The trick is getting it back into the box and wrapping it up before his wife finds out.


----------



## PMBrooks (Dec 22, 2009)

Welcome to the Mac world. After your love for Jesus, it is the next best thing in life! 

Why are we snobs? Because our computers work when everyone else's doesn't. Wouldn't you be a snob in that case too?


----------



## MLCOPE2 (Dec 22, 2009)

nleshelman said:


> Congratulations. Welcome to the world of 'Mac snobs'.
> 
> By the way, Jared, your pastor, is a friend of mine. Tell him that I said hello.

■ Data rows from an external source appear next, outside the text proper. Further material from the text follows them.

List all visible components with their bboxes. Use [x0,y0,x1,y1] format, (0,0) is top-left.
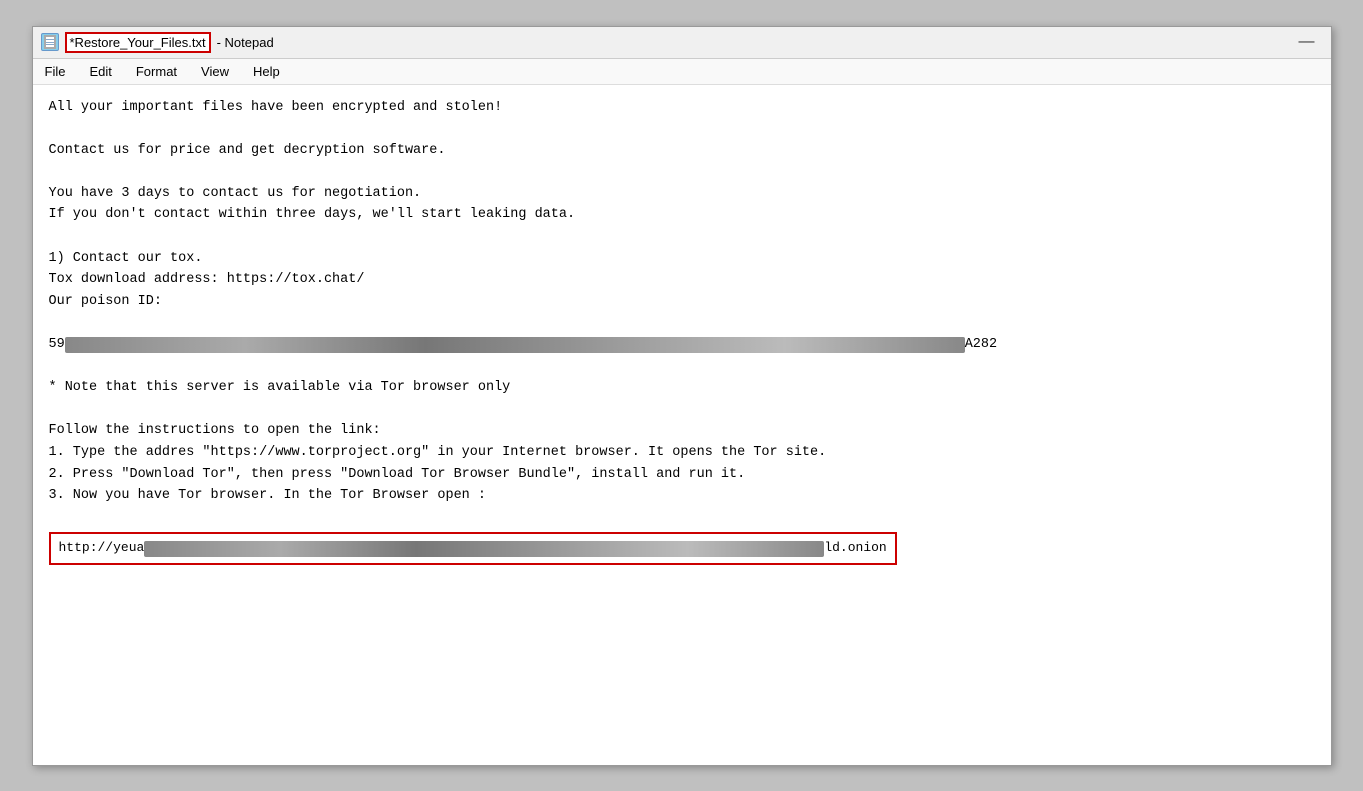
line-step2: 2. Press "Download Tor", then press "Dow… [49,464,1315,486]
menu-format[interactable]: Format [132,62,181,81]
line-instructions-header: Follow the instructions to open the link… [49,420,1315,442]
blank-2 [49,161,1315,183]
line-tox-contact: 1) Contact our tox. [49,248,1315,270]
title-controls: — [1291,34,1323,50]
blank-1 [49,118,1315,140]
notepad-icon [41,33,59,51]
title-app-name: - Notepad [217,35,274,50]
line-poison-id: Our poison ID: [49,291,1315,313]
poison-id-start: 59 [49,334,65,356]
line-contact: Contact us for price and get decryption … [49,140,1315,162]
onion-url-start: http://yeua [59,538,145,559]
onion-url-end: ld.onion [824,538,886,559]
title-bar-left: *Restore_Your_Files.txt - Notepad [41,32,274,53]
blank-5 [49,356,1315,378]
blank-7 [49,507,1315,529]
line-step1: 1. Type the addres "https://www.torproje… [49,442,1315,464]
menu-view[interactable]: View [197,62,233,81]
title-filename-highlighted: *Restore_Your_Files.txt [65,32,211,53]
line-days: You have 3 days to contact us for negoti… [49,183,1315,205]
menu-help[interactable]: Help [249,62,284,81]
line-leak: If you don't contact within three days, … [49,204,1315,226]
notepad-window: *Restore_Your_Files.txt - Notepad — File… [32,26,1332,766]
line-encrypted: All your important files have been encry… [49,97,1315,119]
onion-url-box: http://yeua ld.onion [49,532,897,565]
menu-file[interactable]: File [41,62,70,81]
menu-edit[interactable]: Edit [85,62,115,81]
blank-4 [49,312,1315,334]
blank-6 [49,399,1315,421]
line-step3: 3. Now you have Tor browser. In the Tor … [49,485,1315,507]
line-tor-note: * Note that this server is available via… [49,377,1315,399]
onion-url-content: http://yeua ld.onion [59,538,887,559]
line-tox-url: Tox download address: https://tox.chat/ [49,269,1315,291]
poison-id-end: A282 [965,334,997,356]
onion-url-redacted [144,541,824,557]
minimize-button[interactable]: — [1291,34,1323,50]
poison-id-redacted [65,337,965,353]
poison-id-row: 59 A282 [49,334,1315,356]
title-bar: *Restore_Your_Files.txt - Notepad — [33,27,1331,59]
menu-bar: File Edit Format View Help [33,59,1331,85]
content-area: All your important files have been encry… [33,85,1331,765]
blank-3 [49,226,1315,248]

It's not my first mac but it is my first Imac. Nonetheless, exciting!

I will tell him hello. He is a member of the pb, just a very infrequent visitor.

-----Added 12/22/2009 at 08:34:42 EST-----



blhowes said:


> MLCOPE2 said:
> 
> 
> > Simply amazing! The display is stunning. The speed is unparalleled. Nothing else to say but that it is spectacular!
> ...



No, she is just terrible with surprises! She didn't even wrap it she just said "Here you go!"


----------



## jfschultz (Dec 22, 2009)

MLCOPE2 said:


> Simply amazing! The display is stunning. The speed is unparalleled. Nothing else to say but that it is spectacular!



Just wait for software that takes advantage of OpenCL! This will allow programs to take advantage of the compute power in the graphics chip. I had read where a purpose written benchmark indicated a possible 5X speed boost.


----------